I have seen an interest in students over the years in seeking out public health aspects of design, and I have students who are very interested in these larger issues like climate change, species loss, zoonotic diseases and global health. I think young students are much more aware than I was when I came into the profession of the interconnectivity of the world, especially with animals and plants. Communication modes have allowed younger and younger students to explore complex topics in ways that are very digestible to them. As scientists get better at explaining their ideas, this all becomes easier for the everyday person to digest. There’s definitely a movement.

Do you have any words of advice or encouragement to offer our readers?

I would encourage everyone to increase your intentionality and collaborate with others who might be able to add value to your project. It is not, you know, embracing the fact that this is as additional work. This is another value that’s added.

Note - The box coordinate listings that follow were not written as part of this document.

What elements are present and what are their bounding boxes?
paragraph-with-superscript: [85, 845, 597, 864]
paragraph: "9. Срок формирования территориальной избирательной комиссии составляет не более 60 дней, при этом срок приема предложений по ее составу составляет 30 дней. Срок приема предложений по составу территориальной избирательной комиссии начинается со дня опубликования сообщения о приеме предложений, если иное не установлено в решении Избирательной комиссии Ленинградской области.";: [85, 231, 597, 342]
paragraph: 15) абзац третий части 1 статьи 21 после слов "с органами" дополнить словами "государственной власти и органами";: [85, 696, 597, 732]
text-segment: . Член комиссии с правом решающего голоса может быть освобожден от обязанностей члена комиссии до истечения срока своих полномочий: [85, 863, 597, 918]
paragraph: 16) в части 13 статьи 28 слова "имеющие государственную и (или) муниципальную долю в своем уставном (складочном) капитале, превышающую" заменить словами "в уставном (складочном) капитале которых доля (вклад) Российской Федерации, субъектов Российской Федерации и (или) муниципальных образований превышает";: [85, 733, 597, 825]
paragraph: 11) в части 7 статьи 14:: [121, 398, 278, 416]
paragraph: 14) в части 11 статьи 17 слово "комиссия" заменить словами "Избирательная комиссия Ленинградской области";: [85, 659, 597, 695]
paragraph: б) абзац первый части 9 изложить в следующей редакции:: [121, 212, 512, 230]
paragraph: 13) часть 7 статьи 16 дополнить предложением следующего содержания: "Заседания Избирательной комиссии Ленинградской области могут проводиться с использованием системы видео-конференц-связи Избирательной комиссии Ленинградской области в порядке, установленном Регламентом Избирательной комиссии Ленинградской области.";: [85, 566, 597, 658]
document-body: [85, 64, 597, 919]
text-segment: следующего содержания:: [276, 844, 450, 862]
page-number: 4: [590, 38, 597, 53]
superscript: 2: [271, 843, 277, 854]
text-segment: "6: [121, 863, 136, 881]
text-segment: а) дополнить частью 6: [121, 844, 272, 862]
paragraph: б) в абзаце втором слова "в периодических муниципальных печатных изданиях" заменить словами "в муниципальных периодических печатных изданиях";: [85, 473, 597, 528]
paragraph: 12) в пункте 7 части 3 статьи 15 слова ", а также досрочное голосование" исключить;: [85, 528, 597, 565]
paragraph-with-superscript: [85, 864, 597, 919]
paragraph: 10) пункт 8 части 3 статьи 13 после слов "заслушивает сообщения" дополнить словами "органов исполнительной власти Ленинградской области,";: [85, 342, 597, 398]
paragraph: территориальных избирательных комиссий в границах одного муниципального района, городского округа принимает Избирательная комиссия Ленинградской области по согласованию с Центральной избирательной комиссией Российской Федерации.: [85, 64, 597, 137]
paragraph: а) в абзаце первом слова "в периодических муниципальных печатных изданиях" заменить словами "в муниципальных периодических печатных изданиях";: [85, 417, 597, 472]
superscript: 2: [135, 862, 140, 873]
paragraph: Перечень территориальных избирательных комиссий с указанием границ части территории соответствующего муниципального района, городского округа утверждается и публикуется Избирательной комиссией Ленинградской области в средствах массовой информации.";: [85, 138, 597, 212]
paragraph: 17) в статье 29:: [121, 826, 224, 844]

This is, you know, if you think about it, in terms of marketing, or in performance, landscaped performance, or in your contribution to the world, or contribution to our species, or however you want to frame the way that you’re thinking of that. Having this knowledge being layered makes your projects better. It doesn’t have to be more work. So that’s the other thing that often holds folks back is that, you know, you might have the intention, but your clients, or the budget that you have doesn’t allow for that. And it’s about finding creative ways to take the practices that you’re already doing, and just layer this information in, and it eventually, there’s a learning curve that happens, and eventually, it’ll just become common practice.